There’s no denying the power their first couple of records had when we heard them. And there’s no denying how well they have stood up over time. But. when you hear a song as punchy and infectious as Quan Yeomans’ ‘Roxx For Brains’, it’s clear that the band still has so much to offer.
Because, for all their sonic anarchy, all their funny lyrics and unique approach to music and art on the whole, Regurgitator’s core strength was – and remains –their genius pop songwriting abilities.
The power-pop vibes from the aforementioned opener continue in Ben Ely’s ‘Graffiti Is Coming Alive’, though his take sounds a little more Thin Lizzy than the Romantics vibe Yeomans gave us.

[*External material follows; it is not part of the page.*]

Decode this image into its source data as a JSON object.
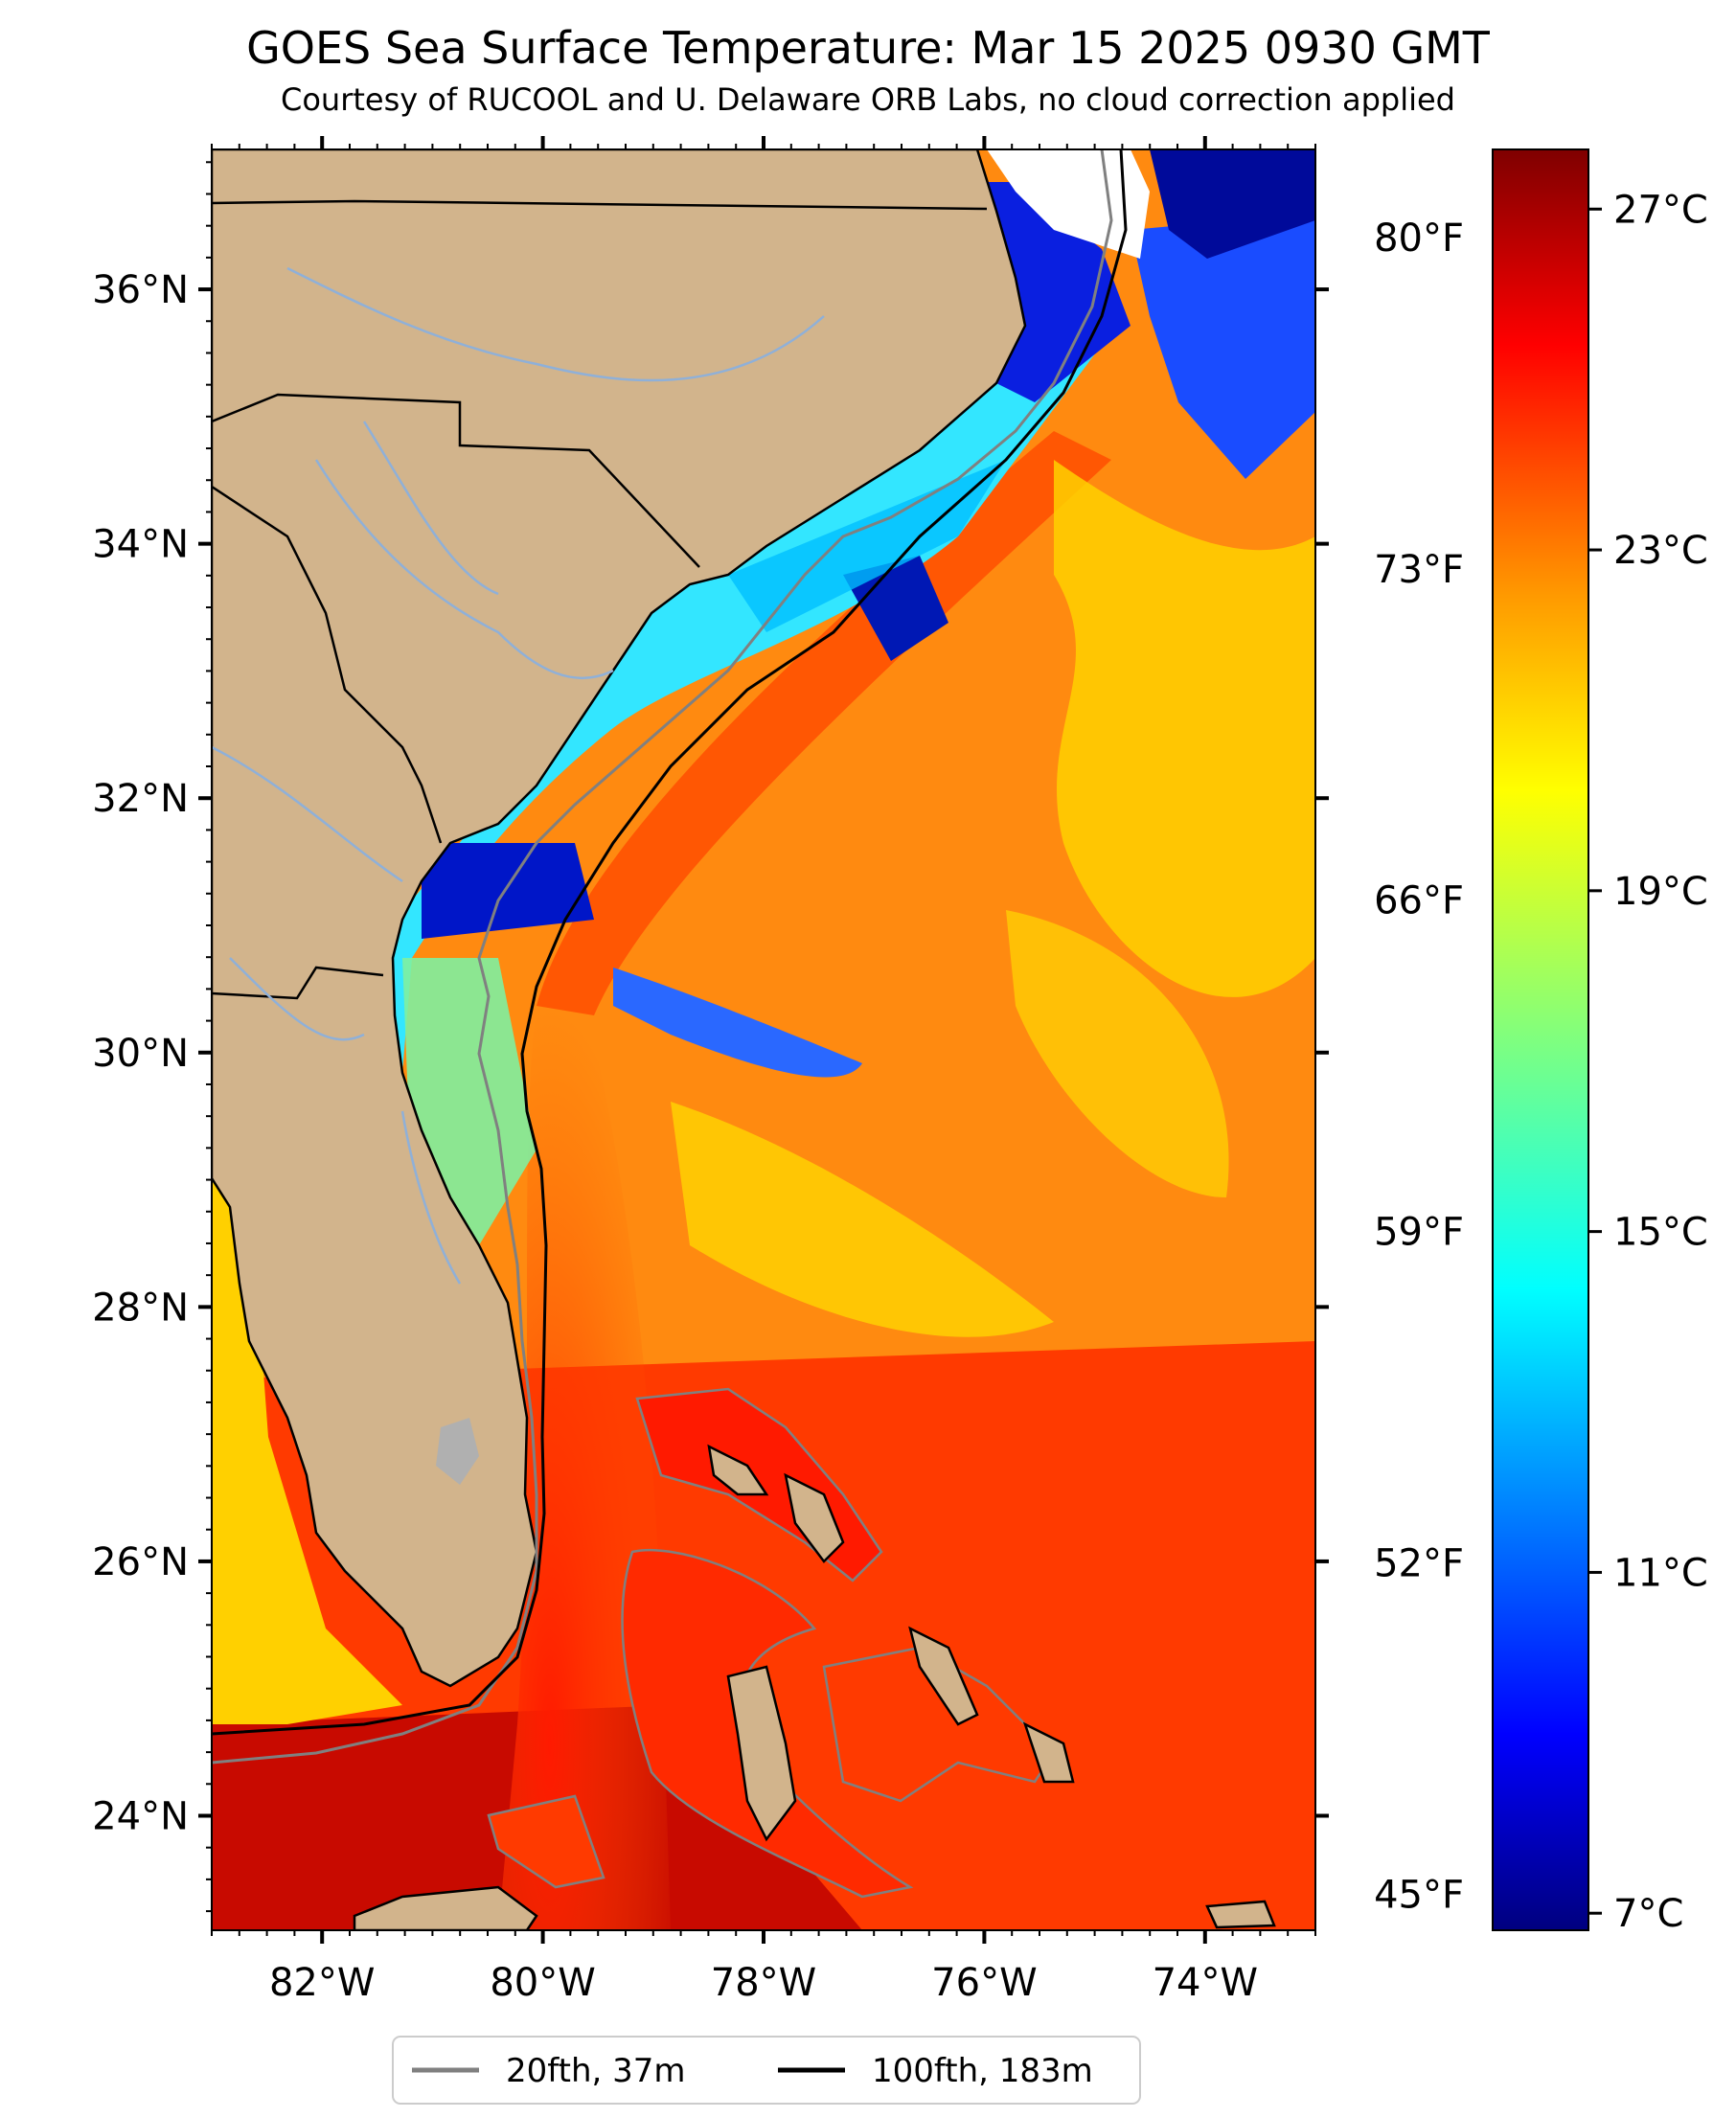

The Prince worship that gave them their most enduring hit continues on ‘Party Looks’, this time the band apes ‘Alphabet Street’ and does a pretty tidy job of it. It’s not as gripping as it was 20 years earlier, but it’s a side of them we’re glad they haven’t abandoned nonetheless.
Much as we delight in referencing the clear and unabashed inspiration the band find from other artists, the truth is that it takes a band like Regurgitator – and a core working relationship like that which Yeomans and Ely share – to make it all come together.
The most extreme oddities on a Gurge record are always hit and miss. Here, ‘Weird Kind of Hard’ is misguided and tough to listen to. But the mashed up glitchy hip hop of ‘Light Me On Fire’ and the synth-pop throwback of ‘I Get The Internet’ are the band at their off-the-wall best.
There aren’t many short bursts of disaffected punk this time around, which is always a shame, but the beautifully defiant ‘No Point’ and the sloppy ‘Fortress’ scratches that itch effectively enough.
Headroxx probably won’t return the band to the stardom they once had, but at no point does it sound like that’s the intention. Nor is it an album that will reinvent what we expect from Regurgitator, which is hardly surprising after nine albums. Unpredictability has long been Regurgitator’s most predictable trait.
More than anything, this album shows us that this band remains worthy of our time after all these years. Their earliest records will always hold a special place, but there’s no need to relegate them to nostalgia act status quite yet.